The Heart of the Hearth


The heart of Sharon Springs is the American Hotel. It is, often literally, the sole beacon of light rising from the bottom of Main Street. Staying there, one feels both welcomed and cared for, pampered and protected. From its cozy pub corner to the inviting chairs around the stove of the living room, it invites any and all. ‘Rest here’ it beckons, ‘Cheers!’ it cajoles, ‘Relax and enjoy’ it subtly demands.

The fruits of Fall have been pleasingly placed all around the main room, and a cozier place to spend this Halloween weekend could scarcely be conjured. I find a seat at the end of the bar and order a traditional martini, very dry with olives. A small television flickers in the background, foretelling the tracking of Hurricane Sandy, and a psychic sits beside me foretelling her own tales.

A few political ads flash across the screen, and under her breath I hear her say how much she hates Republicans. I mention my consternation at having passed a number of Romney/Ryan ads along the lawns of rural New York State. She says she doesn’t want to reveal what will happen with the election, only that the country needs to reach the bottom before it can build itself up, eventually admitting that she thinks we’ll be under Romney and Ryan. She adds ominously that she’s glad she’s past the point of menopause, otherwise she’d lose all her rights. It is not exactly reassuring, and though she qualifies herself by saying that psychics are only right 85 percent of the time (and she hopes she’s wrong), my mind is unsettled and bothered by her prediction.

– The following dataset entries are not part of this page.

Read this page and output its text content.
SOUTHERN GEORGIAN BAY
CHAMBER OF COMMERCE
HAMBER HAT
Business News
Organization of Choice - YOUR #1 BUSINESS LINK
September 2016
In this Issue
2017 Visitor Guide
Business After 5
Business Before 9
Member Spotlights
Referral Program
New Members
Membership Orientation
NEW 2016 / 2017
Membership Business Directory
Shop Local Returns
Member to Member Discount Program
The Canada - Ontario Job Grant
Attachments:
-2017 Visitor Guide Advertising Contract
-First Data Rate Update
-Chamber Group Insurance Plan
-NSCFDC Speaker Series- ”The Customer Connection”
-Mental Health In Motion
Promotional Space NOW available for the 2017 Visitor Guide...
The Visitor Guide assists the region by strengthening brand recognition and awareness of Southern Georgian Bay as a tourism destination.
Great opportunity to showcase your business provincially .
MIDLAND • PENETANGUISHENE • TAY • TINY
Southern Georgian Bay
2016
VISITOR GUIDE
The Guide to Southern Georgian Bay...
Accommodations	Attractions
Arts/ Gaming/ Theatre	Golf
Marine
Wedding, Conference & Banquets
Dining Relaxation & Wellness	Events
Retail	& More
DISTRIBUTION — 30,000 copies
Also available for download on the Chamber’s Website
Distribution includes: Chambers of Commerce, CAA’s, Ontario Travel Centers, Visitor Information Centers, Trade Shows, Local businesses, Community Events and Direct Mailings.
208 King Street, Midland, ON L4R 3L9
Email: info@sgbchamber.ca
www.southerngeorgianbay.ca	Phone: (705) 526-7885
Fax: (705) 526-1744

Luckily we’re ensconced at a place of peace, and while some credit must be given to the impeccably mixed martini before me, much of what allows me to relax again is the atmosphere of the American Hotel. An affable swirl of friendly activity surrounds us, one in which guests are instantly assimilated into the warm light and contagious camaraderie.

This is one of those idyllic places of the world, where it feels like we’re delving deeper into a past that might have existed only in some happy imagination.